Thanks for this @nicks - this is incredibly useful information, as I wasn't aware of the changes.

I've attempted to make the necessary changes, but it seems that insecure registries aren't supported (or I've made some misconfiguration): https://github.com/containerd/containerd/discussions/9454

iainsproat avatar Dec 01 '23 13:12 iainsproat

I resolved this by upgrading to v0.8.28 and making the following amendments:

In the cluster-config.yaml:

apiVersion: ctlptl.dev/v1alpha1
kind: Cluster
product: kind
name: kind-mycluster
kindV1Alpha4Cluster:
  containerdConfigPatches:
    - |-
      [plugins."io.containerd.grpc.v1.cri".registry]
        config_path = "/etc/containerd/certs.d"

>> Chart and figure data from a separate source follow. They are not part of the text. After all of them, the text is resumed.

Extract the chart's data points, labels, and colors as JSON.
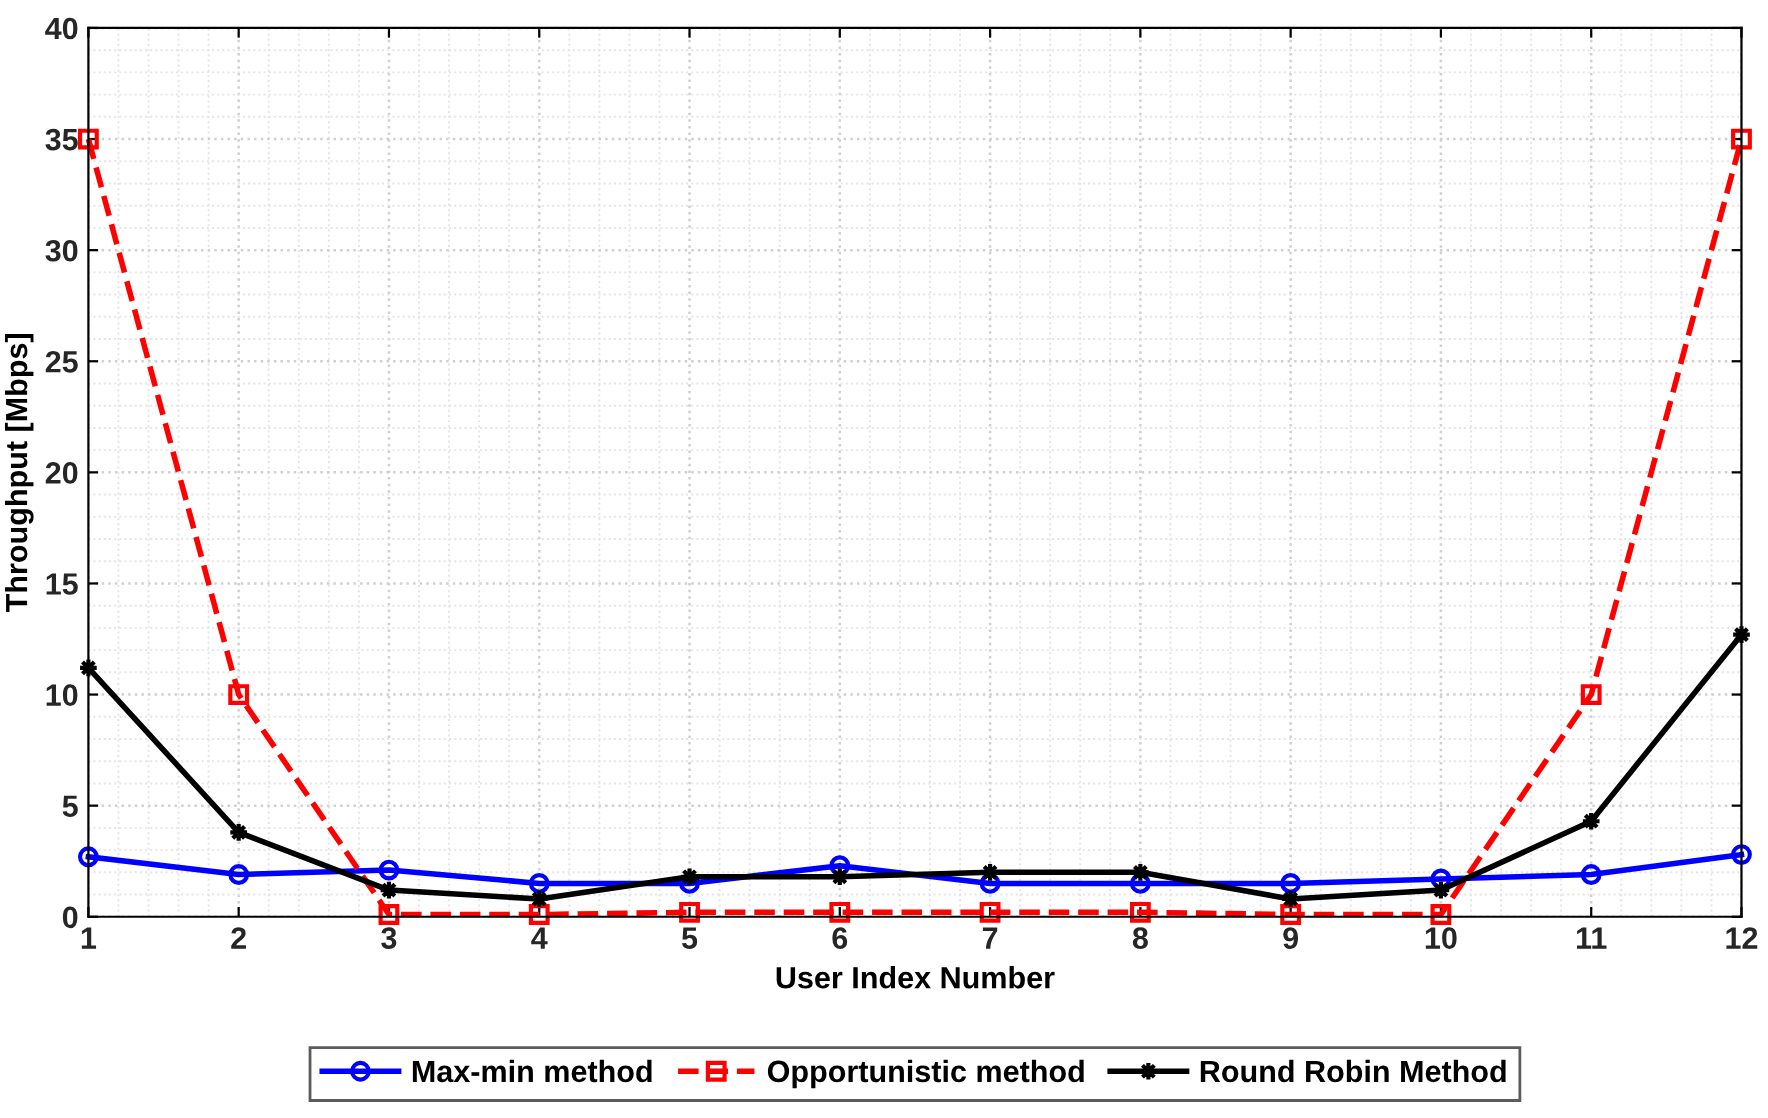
{
  "chart_data": {
    "type": "line",
    "xlabel": "User Index Number",
    "ylabel": "Throughput [Mbps]",
    "x": [
      1,
      2,
      3,
      4,
      5,
      6,
      7,
      8,
      9,
      10,
      11,
      12
    ],
    "xlim": [
      1,
      12
    ],
    "xticks": [
      1,
      2,
      3,
      4,
      5,
      6,
      7,
      8,
      9,
      10,
      11,
      12
    ],
    "ylim": [
      0,
      40
    ],
    "yticks": [
      0,
      5,
      10,
      15,
      20,
      25,
      30,
      35,
      40
    ],
    "grid": true,
    "legend": "bottom",
    "series": [
      {
        "name": "Max-min method",
        "color": "#0000ff",
        "marker": "circle",
        "line_style": "solid",
        "values": [
          2.7,
          1.9,
          2.1,
          1.5,
          1.5,
          2.3,
          1.5,
          1.5,
          1.5,
          1.7,
          1.9,
          2.8
        ]
      },
      {
        "name": "Opportunistic method",
        "color": "#ff0000",
        "marker": "square",
        "line_style": "dashed",
        "values": [
          35,
          10,
          0.1,
          0.1,
          0.2,
          0.2,
          0.2,
          0.2,
          0.1,
          0.1,
          10,
          35
        ]
      },
      {
        "name": "Round Robin Method",
        "color": "#000000",
        "marker": "star",
        "line_style": "solid",
        "values": [
          11.2,
          3.8,
          1.2,
          0.8,
          1.8,
          1.8,
          2.0,
          2.0,
          0.8,
          1.2,
          4.3,
          12.7
        ]
      }
    ]
  }
}
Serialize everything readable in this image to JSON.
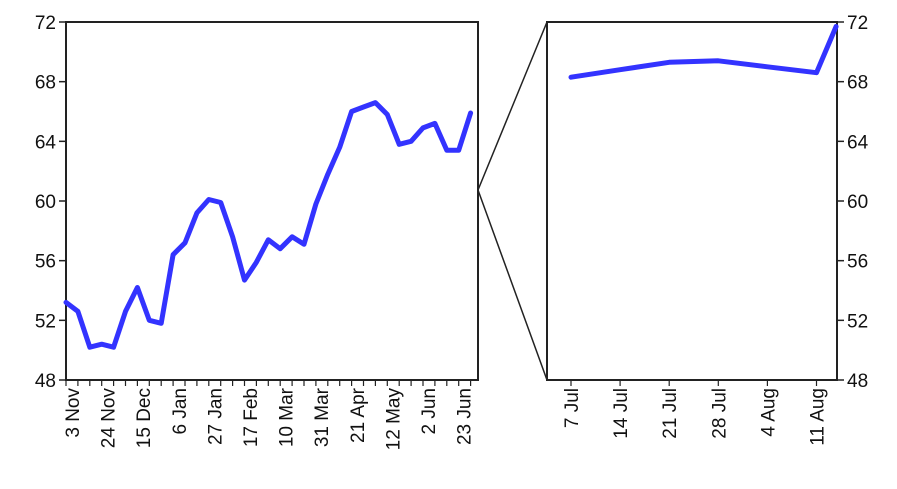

And introducing a file at the following path, /etc/containerd/certs.d/example.internal:5001/hosts.toml:

server = "http://example.internal:5001"

[host."http://example.internal:5001"]
 capabilities = ["pull", "resolve", "push"]
 skip_verify = true

iainsproat avatar Apr 24 '24 16:04 iainsproat

An update for anyone reading this, it can now more simply be solved by using registryAuths, an example is here: https://github.com/tilt-dev/ctlptl/blob/main/examples/kind_registry_auth.yaml

iainsproat avatar Jul 11 '25 15:07 iainsproat